Les donneurs de temps : ressources langagières, corporelles, cognitives et écologiques

Notre travail s’est penché sur une gamme d’actions qui jouent un rôle fondamental dans la coordination, gestion et contrôle des affaires familiales. Les verbalisations d’action, les annonces, les évaluations, les séquences de tests de la situation, les séquences directives, les sollicitations, les injonctions, les rappels, les « contrats d’activité », les tactiques de diversion et les négociations en tout genre contribuent à construire l’action dans le temps.

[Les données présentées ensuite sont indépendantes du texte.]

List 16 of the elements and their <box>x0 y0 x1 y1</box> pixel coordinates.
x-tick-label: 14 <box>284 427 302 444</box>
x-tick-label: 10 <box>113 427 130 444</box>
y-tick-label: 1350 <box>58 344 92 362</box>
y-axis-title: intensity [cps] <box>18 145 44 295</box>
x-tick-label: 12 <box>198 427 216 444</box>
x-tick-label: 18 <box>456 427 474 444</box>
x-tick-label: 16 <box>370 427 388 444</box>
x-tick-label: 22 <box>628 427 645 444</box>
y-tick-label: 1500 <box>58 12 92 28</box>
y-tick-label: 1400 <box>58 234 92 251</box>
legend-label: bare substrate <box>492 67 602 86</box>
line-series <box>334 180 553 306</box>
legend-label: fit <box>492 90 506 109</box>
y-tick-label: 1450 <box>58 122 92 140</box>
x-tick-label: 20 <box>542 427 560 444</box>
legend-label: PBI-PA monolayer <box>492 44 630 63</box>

En linguistique on étudie généralement la temporalité du point de vue des contraintes linguistiques et pragmatico-référentielles qu’elles imposent à la syntaxe. Dans leurs situations quotidiennes, les participants que nous avons observés mobilisent des ressources que ce type d’approche ne décrit que très partiellement. Aborder un énoncé tel que « après celui-là on éteint », par exemple, exige que l’on se penche non seulement sur les marqueurs grammaticaux ou pragmatiques de temporalité ou d’aspectualité, mais aussi sur les repères sur lesquels s’appuie la rationalité de l’énoncé. Cela implique d’identifier la manière dont le système grammatical et les ressources intrinsèques de l’action se configurent mutuellement, rejoignant ainsi l’idée de dessiner la carte des liens entre processus matériels et processus sémantiques, entre processus formels et processus praxéologiques, entre formes et actions.

Le langage n’est pas la seule ressource qui est ainsi mobilisée : parmi les ressources incorporées ou incarnées, nous avons identifié les jeux des regards pris dans l’organisation des actions conjointes, l’articulation signifiante du verbal et du corporel, du vocal et du corporel, du verbal/vocal et du manipulatoire, du verbal/vocal et du cinétique. Le corps est une arène spatio-temporelle de l’agir humain, dont on se sert comme, et que l’on interprète comme, un trait sémiotique de l’action en train de s’organiser. La fonction sémiotique des corps en mouvements et en interaction concerne également des objets que les corps manient ou consomment de manière intelligible.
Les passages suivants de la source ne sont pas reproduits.